Indian Springs School named Visram its 2014 Outstanding Alumna with good reason.
By 2014, Happy Family Brands could be found in most major grocery stores. On Mother’s Day this year, the company marked its 10th anniversary and has reached more than $105 million in sales.
In Visram’s view, there remains so much more to do.
“We’ve innovated a lot in the last 10 years, but we have a lot more to do over the next 10 years,” Visram says.
The company’s newest line of food, Clearly Crafted, again changes the landscape of food for kids through innovative thinking.
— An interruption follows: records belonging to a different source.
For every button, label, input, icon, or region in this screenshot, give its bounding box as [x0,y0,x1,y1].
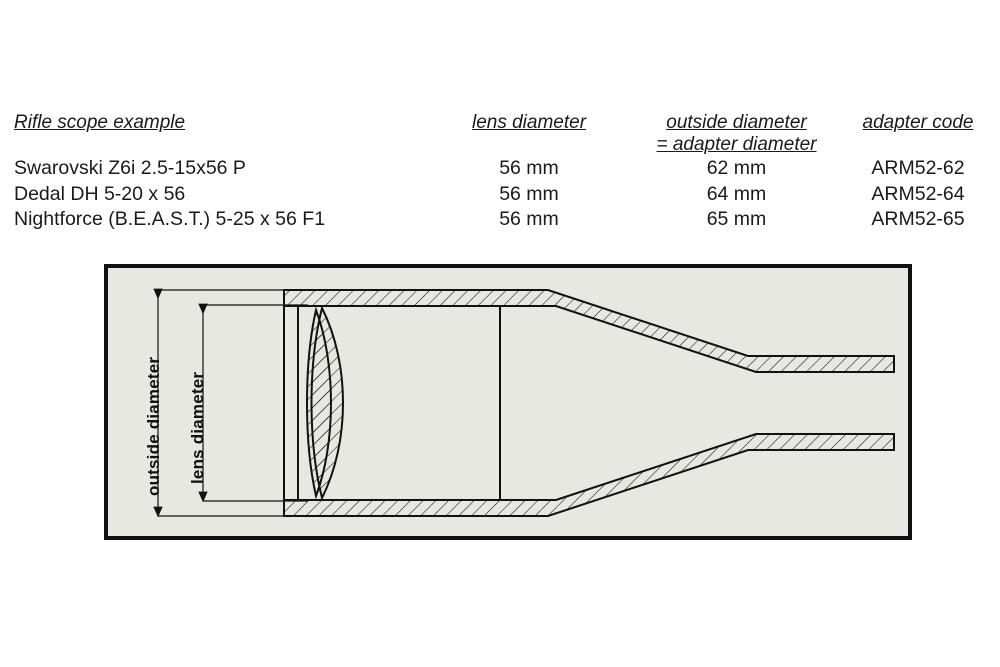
cell-rifle-scope-name: Swarovski Z6i 2.5-15x56 P [14,157,246,179]
dimension-outside-diameter [158,290,288,516]
table-body [14,156,992,233]
adapter-cross-section-diagram [104,264,912,540]
cell-rifle-scope-name: Dedal DH 5-20 x 56 [14,182,186,205]
adapter-lower-wall [284,434,894,516]
adapter-upper-wall [284,290,894,372]
cell-adapter-code: ARM52-62 [871,157,965,179]
objective-lens [307,308,343,498]
table-subheader-row [14,134,992,156]
cell-adapter-code: ARM52-64 [871,182,965,205]
subheader-spacer-2 [429,134,629,156]
table-header-row [14,112,992,134]
subheader-spacer-3 [844,134,992,156]
adapter-cross-section-svg [108,268,908,536]
column-header-lens-diameter: lens diameter [471,112,587,133]
table-header [14,112,992,156]
scope-comparison-table [14,112,992,233]
adapter-left-rim [284,290,298,516]
subheader-adapter-diameter: = adapter diameter [656,134,817,155]
table-row [14,156,992,182]
cell-outside-diameter: 62 mm [706,157,767,179]
cell-lens-diameter: 56 mm [499,208,559,231]
cell-lens-diameter: 56 mm [499,157,559,179]
table [14,112,992,233]
table-row [14,207,992,233]
table-row [14,182,992,208]
column-header-outside-diameter: outside diameter [666,112,807,133]
cell-rifle-scope-name: Nightforce (B.E.A.S.T.) 5-25 x 56 F1 [14,208,326,231]
dimension-lens-diameter [203,305,308,501]
label-outside-diameter: outside diameter [144,356,163,496]
subheader-spacer-1 [14,134,429,156]
cell-adapter-code: ARM52-65 [871,208,965,231]
column-header-rifle-scope-example: Rifle scope example [14,112,186,133]
cell-lens-diameter: 56 mm [499,182,559,205]
cell-outside-diameter: 65 mm [706,208,767,231]
label-lens-diameter: lens diameter [188,371,207,484]
cell-outside-diameter: 64 mm [706,182,767,205]
column-header-adapter-code: adapter code [862,112,974,133]
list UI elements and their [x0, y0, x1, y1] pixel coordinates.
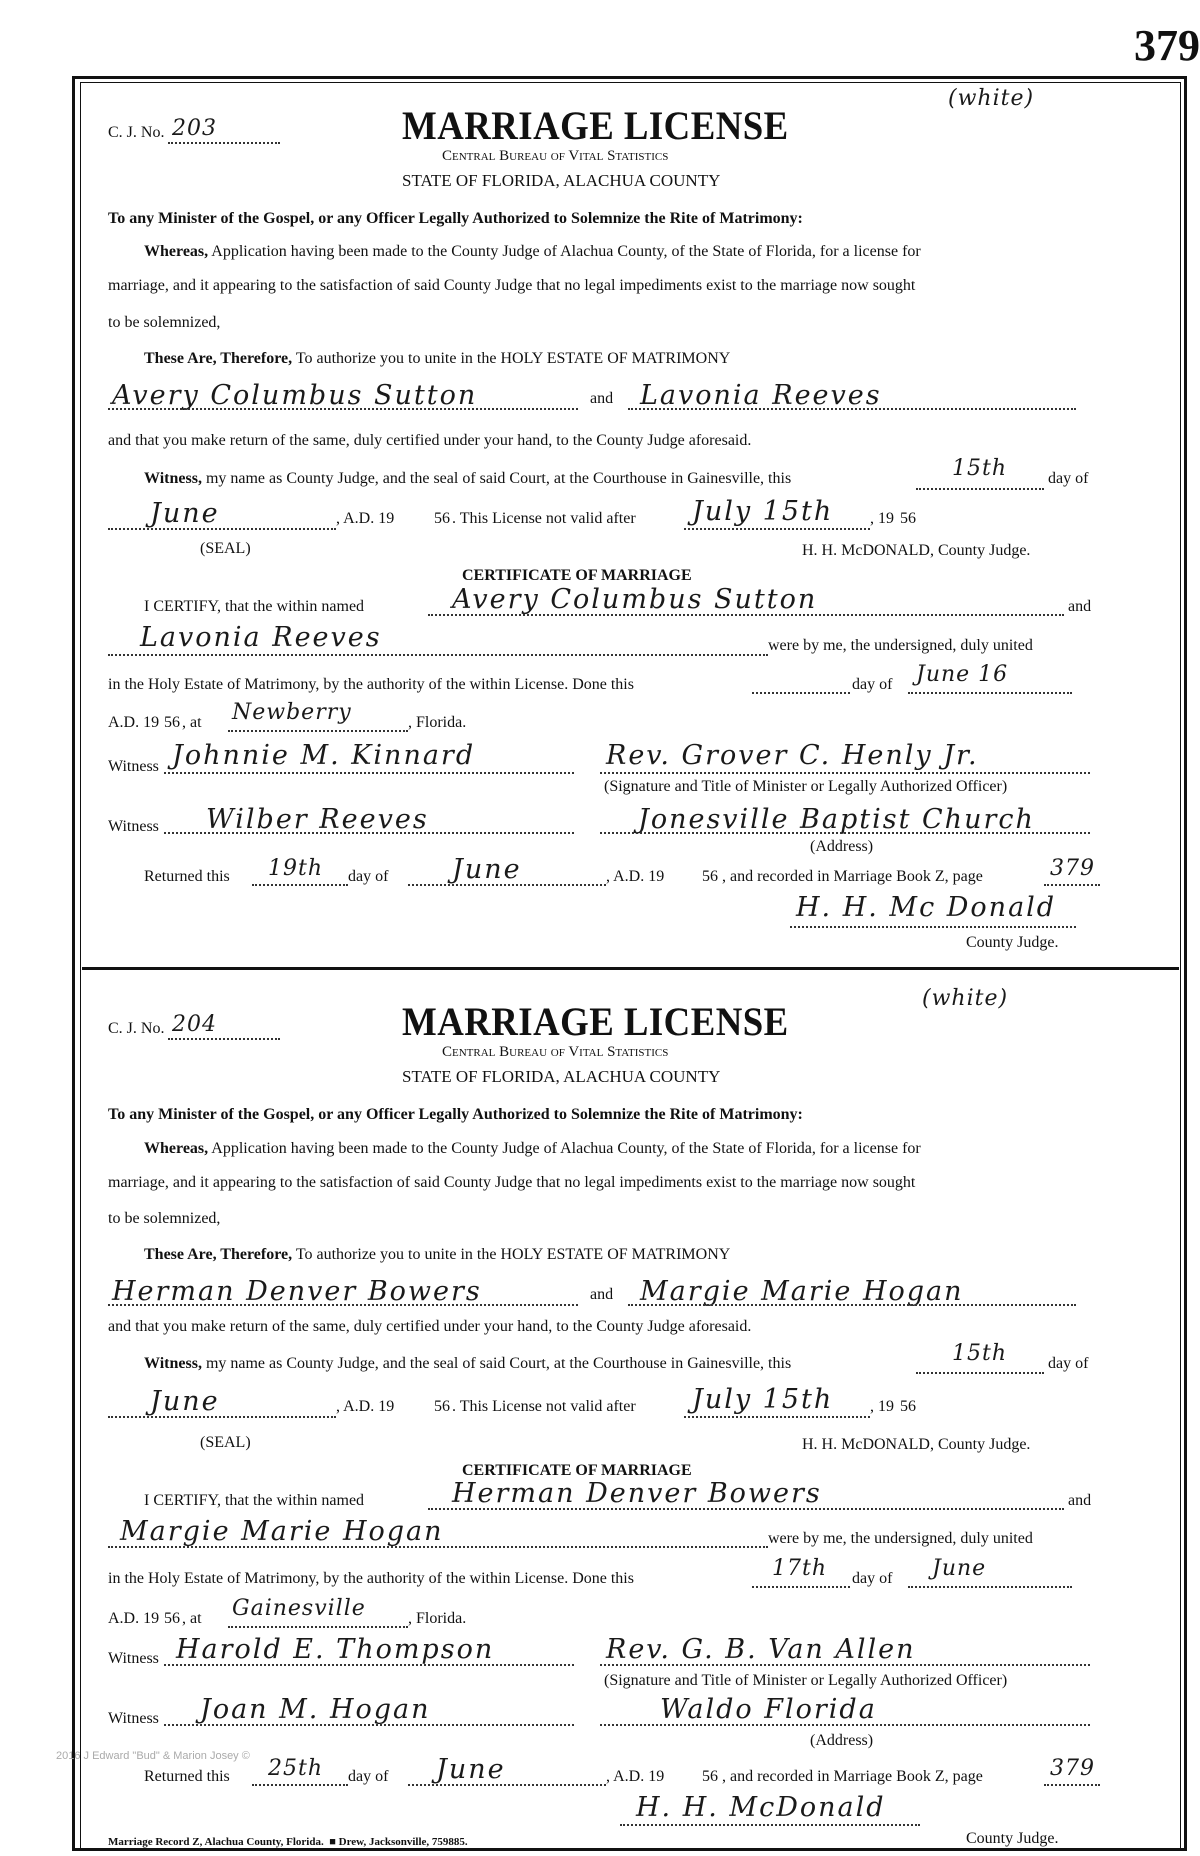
copyright-watermark: 2016 J Edward "Bud" & Marion Josey © [56, 1750, 250, 1762]
certify-label: I CERTIFY, that the within named [144, 1492, 365, 1509]
done-day-of: day of [852, 1570, 893, 1587]
and-word: and [590, 390, 614, 407]
holy-estate-line: in the Holy Estate of Matrimony, by the authority of the within License. Done this [108, 676, 634, 693]
license-title: MARRIAGE LICENSE [402, 103, 789, 148]
these-are-line: These Are, Therefore, To authorize you to unite in the HOLY ESTATE OF MATRIMONY [144, 350, 731, 367]
ad-year: 56 [434, 510, 450, 527]
witness-2-label: Witness [108, 818, 159, 835]
witness-line: Witness, my name as County Judge, and the seal of said Court, at the Courthouse in Gainesville, this [144, 470, 792, 487]
address-caption: (Address) [810, 1732, 874, 1749]
and-word-2: and [1068, 598, 1092, 615]
done-month: June [932, 1556, 987, 1581]
cj-number: 204 [172, 1012, 217, 1037]
judge-signature: H. H. Mc Donald [796, 892, 1057, 923]
license-day: 15th [952, 456, 1008, 481]
minister-signature: Rev. Grover C. Henly Jr. [606, 740, 979, 771]
recorded-prefix: , A.D. 19 [606, 1768, 665, 1785]
return-line: and that you make return of the same, duly certified under your hand, to the County Judge aforesaid. [108, 1318, 752, 1335]
address-line: To any Minister of the Gospel, or any Officer Legally Authorized to Solemnize the Rite of Matrimony: [108, 1106, 803, 1123]
whereas-line-2: marriage, and it appearing to the satisfaction of said County Judge that no legal impediments exist to the marriage now sought [108, 277, 916, 294]
signature-caption: (Signature and Title of Minister or Legally Authorized Officer) [604, 1672, 1008, 1689]
state-line: STATE OF FLORIDA, ALACHUA COUNTY [402, 171, 721, 190]
judge-name: H. H. McDONALD, County Judge. [802, 1436, 1031, 1453]
race-note: (white) [948, 86, 1035, 111]
whereas-line-1: Whereas, Application having been made to the County Judge of Alachua County, of the State of Florida, for a license for [144, 1140, 921, 1157]
expiry-year: 56 [900, 1398, 916, 1415]
ad2-year: 56 [164, 714, 180, 731]
florida-label: , Florida. [408, 1610, 467, 1627]
certify-label: I CERTIFY, that the within named [144, 598, 365, 615]
witness-1-name: Johnnie M. Kinnard [172, 740, 476, 771]
marriage-place: Gainesville [232, 1596, 366, 1621]
license-title: MARRIAGE LICENSE [402, 999, 789, 1044]
judge-name: H. H. McDONALD, County Judge. [802, 542, 1031, 559]
page-number: 379 [1134, 21, 1200, 70]
done-month: June 16 [916, 662, 1009, 687]
cert-groom-name: Avery Columbus Sutton [452, 584, 818, 615]
and-word: and [590, 1286, 614, 1303]
witness-line: Witness, my name as County Judge, and the seal of said Court, at the Courthouse in Gainesville, this [144, 1355, 792, 1372]
judge-signature: H. H. McDonald [636, 1792, 886, 1823]
not-valid-label: . This License not valid after [452, 510, 636, 527]
ad2-label: A.D. 19 [108, 1610, 160, 1627]
expiry-year-prefix: , 19 [870, 1398, 894, 1415]
cj-label: C. J. No. [108, 124, 165, 141]
recorded-text: , and recorded in Marriage Book Z, page [722, 868, 983, 885]
groom-name: Herman Denver Bowers [112, 1276, 482, 1307]
were-by-me: were by me, the undersigned, duly united [768, 637, 1033, 654]
whereas-line-1: Whereas, Application having been made to the County Judge of Alachua County, of the State of Florida, for a license for [144, 243, 921, 260]
state-line: STATE OF FLORIDA, ALACHUA COUNTY [402, 1067, 721, 1086]
florida-label: , Florida. [408, 714, 467, 731]
were-by-me: were by me, the undersigned, duly united [768, 1530, 1033, 1547]
address-line: To any Minister of the Gospel, or any Officer Legally Authorized to Solemnize the Rite of Matrimony: [108, 210, 803, 227]
county-judge-label: County Judge. [966, 1830, 1059, 1847]
recorded-year: 56 [702, 1768, 718, 1785]
day-of: day of [1048, 1355, 1089, 1372]
ad2-label: A.D. 19 [108, 714, 160, 731]
bureau-line: Central Bureau of Vital Statistics [442, 148, 669, 164]
recorded-year: 56 [702, 868, 718, 885]
expiry-year: 56 [900, 510, 916, 527]
ad-year: 56 [434, 1398, 450, 1415]
returned-month: June [436, 1754, 506, 1785]
returned-label: Returned this [144, 868, 230, 885]
cert-bride-name: Lavonia Reeves [140, 622, 382, 653]
license-month: June [150, 1386, 220, 1417]
race-note: (white) [922, 986, 1009, 1011]
expiry-year-prefix: , 19 [870, 510, 894, 527]
witness-2-name: Joan M. Hogan [200, 1694, 431, 1725]
recorded-prefix: , A.D. 19 [606, 868, 665, 885]
returned-day: 25th [268, 1756, 324, 1781]
marriage-place: Newberry [232, 700, 352, 725]
returned-day-of: day of [348, 1768, 389, 1785]
witness-2-name: Wilber Reeves [206, 804, 429, 835]
these-are-line: These Are, Therefore, To authorize you to unite in the HOLY ESTATE OF MATRIMONY [144, 1246, 731, 1263]
witness-2-label: Witness [108, 1710, 159, 1727]
done-day-of: day of [852, 676, 893, 693]
bureau-line: Central Bureau of Vital Statistics [442, 1044, 669, 1060]
witness-1-name: Harold E. Thompson [176, 1634, 495, 1665]
recorded-text: , and recorded in Marriage Book Z, page [722, 1768, 983, 1785]
ad-label: , A.D. 19 [336, 1398, 395, 1415]
minister-address: Waldo Florida [660, 1694, 877, 1725]
holy-estate-line: in the Holy Estate of Matrimony, by the authority of the within License. Done this [108, 1570, 634, 1587]
cj-label: C. J. No. [108, 1020, 165, 1037]
witness-1-label: Witness [108, 758, 159, 775]
not-valid-label: . This License not valid after [452, 1398, 636, 1415]
license-month: June [150, 498, 220, 529]
at-label: , at [182, 714, 202, 731]
returned-month: June [452, 854, 522, 885]
record-note: Marriage Record Z, Alachua County, Florida. ■ Drew, Jacksonville, 759885. [108, 1836, 468, 1848]
minister-address: Jonesville Baptist Church [638, 804, 1035, 835]
done-day: 17th [772, 1556, 828, 1581]
recorded-page: 379 [1050, 1756, 1095, 1781]
bride-name: Margie Marie Hogan [640, 1276, 964, 1307]
bride-name: Lavonia Reeves [640, 380, 882, 411]
witness-1-label: Witness [108, 1650, 159, 1667]
expiry-date: July 15th [692, 496, 834, 527]
whereas-line-3: to be solemnized, [108, 1210, 221, 1227]
cj-number: 203 [172, 116, 217, 141]
minister-signature: Rev. G. B. Van Allen [606, 1634, 916, 1665]
returned-day: 19th [268, 856, 324, 881]
certificate-title: CERTIFICATE OF MARRIAGE [462, 1462, 692, 1479]
recorded-page: 379 [1050, 856, 1095, 881]
county-judge-label: County Judge. [966, 934, 1059, 951]
day-of: day of [1048, 470, 1089, 487]
ad-label: , A.D. 19 [336, 510, 395, 527]
and-word-2: and [1068, 1492, 1092, 1509]
ad2-year: 56 [164, 1610, 180, 1627]
returned-label: Returned this [144, 1768, 230, 1785]
expiry-date: July 15th [692, 1384, 834, 1415]
whereas-line-2: marriage, and it appearing to the satisfaction of said County Judge that no legal impediments exist to the marriage now sought [108, 1174, 916, 1191]
cert-bride-name: Margie Marie Hogan [120, 1516, 444, 1547]
certificate-title: CERTIFICATE OF MARRIAGE [462, 567, 692, 584]
seal-label: (SEAL) [200, 1434, 251, 1451]
at-label: , at [182, 1610, 202, 1627]
license-separator [82, 967, 1179, 970]
groom-name: Avery Columbus Sutton [112, 380, 478, 411]
printer-mark-icon: ■ [329, 1836, 336, 1848]
return-line: and that you make return of the same, duly certified under your hand, to the County Judge aforesaid. [108, 432, 752, 449]
whereas-line-3: to be solemnized, [108, 314, 221, 331]
seal-label: (SEAL) [200, 540, 251, 557]
returned-day-of: day of [348, 868, 389, 885]
address-caption: (Address) [810, 838, 874, 855]
signature-caption: (Signature and Title of Minister or Legally Authorized Officer) [604, 778, 1008, 795]
license-day: 15th [952, 1341, 1008, 1366]
cert-groom-name: Herman Denver Bowers [452, 1478, 822, 1509]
Distributed in clear packaging, parents can see the mixture of apples, kale and avocados.
Not only can parents clearly see the food inside, but they can also read information right in their hand about the farmers from which the food is sourced.
“It is so beautiful, and so fresh, and so abundantly clear that this is healthy and clean,” Visram says.
Visram says that kind of transparency is the next topic in food. More and more consumers demand to know not only that the ingredients are organic, but that the farmers produce the components ethically, as well.
“I’m not going to say it has been easy,” Visram says of holding her company to such high standards. “It is really challenging, but our babies are worth it.”